Aug. 3, 2006 — It's over budget, Paul Pedini says of his Big Dig house, but at least "it doesn't leak."
Pedini wants the home — built using steel and concrete salvaged from Boston's $14.6 billion highway construction project — to be a prototype for recycling.
"These materials are as good as you can get," said Pedini, a 51-year-old civil engineer who spent a decade working on the Big Dig. "We were being paid money to junk this stuff. There's something inherently illogical about it."
So instead of dumping top-shelf materials, he says recycle them into a public housing project, municipal parking garage, prison, even as a replacement bridge.

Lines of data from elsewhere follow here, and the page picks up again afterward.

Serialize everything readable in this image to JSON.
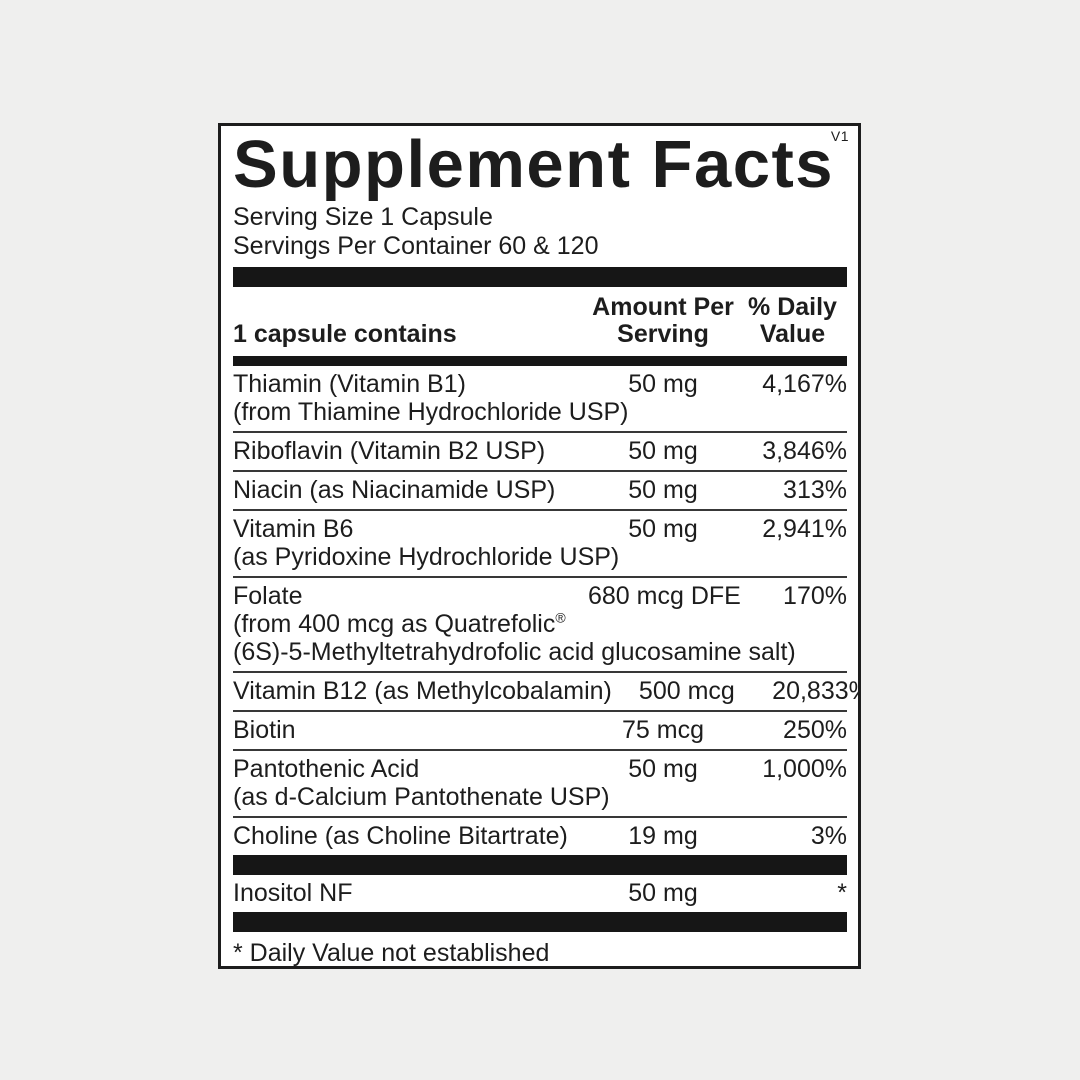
{
  "colors": {
    "page_background": "#efefee",
    "panel_background": "#ffffff",
    "ink": "#1d1d1d",
    "bar": "#161616"
  },
  "panel": {
    "version": "V1",
    "title": "Supplement Facts",
    "serving_size": "Serving Size 1 Capsule",
    "servings_per_container": "Servings Per Container 60 & 120"
  },
  "table": {
    "header": {
      "col_nutrient": "1 capsule contains",
      "col_amount_line1": "Amount Per",
      "col_amount_line2": "Serving",
      "col_dv_line1": "% Daily",
      "col_dv_line2": "Value"
    },
    "rows": [
      {
        "name": "Thiamin (Vitamin B1)",
        "amount": "50 mg",
        "dv": "4,167%",
        "sub1": "(from Thiamine Hydrochloride USP)"
      },
      {
        "name": "Riboflavin (Vitamin B2 USP)",
        "amount": "50 mg",
        "dv": "3,846%"
      },
      {
        "name": "Niacin (as Niacinamide USP)",
        "amount": "50 mg",
        "dv": "313%"
      },
      {
        "name": "Vitamin B6",
        "amount": "50 mg",
        "dv": "2,941%",
        "sub1": "(as Pyridoxine Hydrochloride USP)"
      },
      {
        "name": "Folate",
        "amount": "680 mcg DFE",
        "dv": "170%",
        "sub1": "(from 400 mcg as Quatrefolic",
        "sub1_sup": "®",
        "sub2": "(6S)-5-Methyltetrahydrofolic acid glucosamine salt)"
      },
      {
        "name": "Vitamin B12 (as Methylcobalamin)",
        "amount": "500 mcg",
        "dv": "20,833%"
      },
      {
        "name": "Biotin",
        "amount": "75 mcg",
        "dv": "250%"
      },
      {
        "name": "Pantothenic Acid",
        "amount": "50 mg",
        "dv": "1,000%",
        "sub1": "(as d-Calcium Pantothenate USP)"
      },
      {
        "name": "Choline (as Choline Bitartrate)",
        "amount": "19 mg",
        "dv": "3%"
      }
    ],
    "secondary_row": {
      "name": "Inositol NF",
      "amount": "50 mg",
      "dv": "*"
    }
  },
  "footnote": "* Daily Value not established"
}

The key, Pedini said, comes in identifying the second use, so the materials can be engineered for two uses.
It took just three days to erect the frame of the "Big Dig house," a 4,300-square foot home, which cost $645,000 to build. It overlooks a neighborhood of modern homes atop a hill in Lexington, a tony suburb about 12 miles west of Boston.
Pedini worked 11 years on the Big Dig, better known for its failures — water leaks, cost overruns and a recent accident where ceiling panels fell, killing a passenger in a car — than its success in burying the hulking Central Artery beneath downtown Boston. At the time, he was a vice president for Modern Continental Co., one of the project's main contractors.
To keep motorists moving in and out of the city during the oft-delayed project, temporary ramps were built using hundreds of prefabricated concrete slabs.
Architect John Hong, who Pedini hired in 2003 to design his home, was skeptical until he saw the dismantled highway pieces and thought, "It's actually very efficient."
The home was designed by Hong and partner Jinhee Park, founders of Single Speed Design in Cambridge. Concrete slabs, each about 40 feet long and weighing up to 25 tons, comprise the floors and roof. Besides the 600,000 pounds of steel and concrete, the rest of the home has new materials.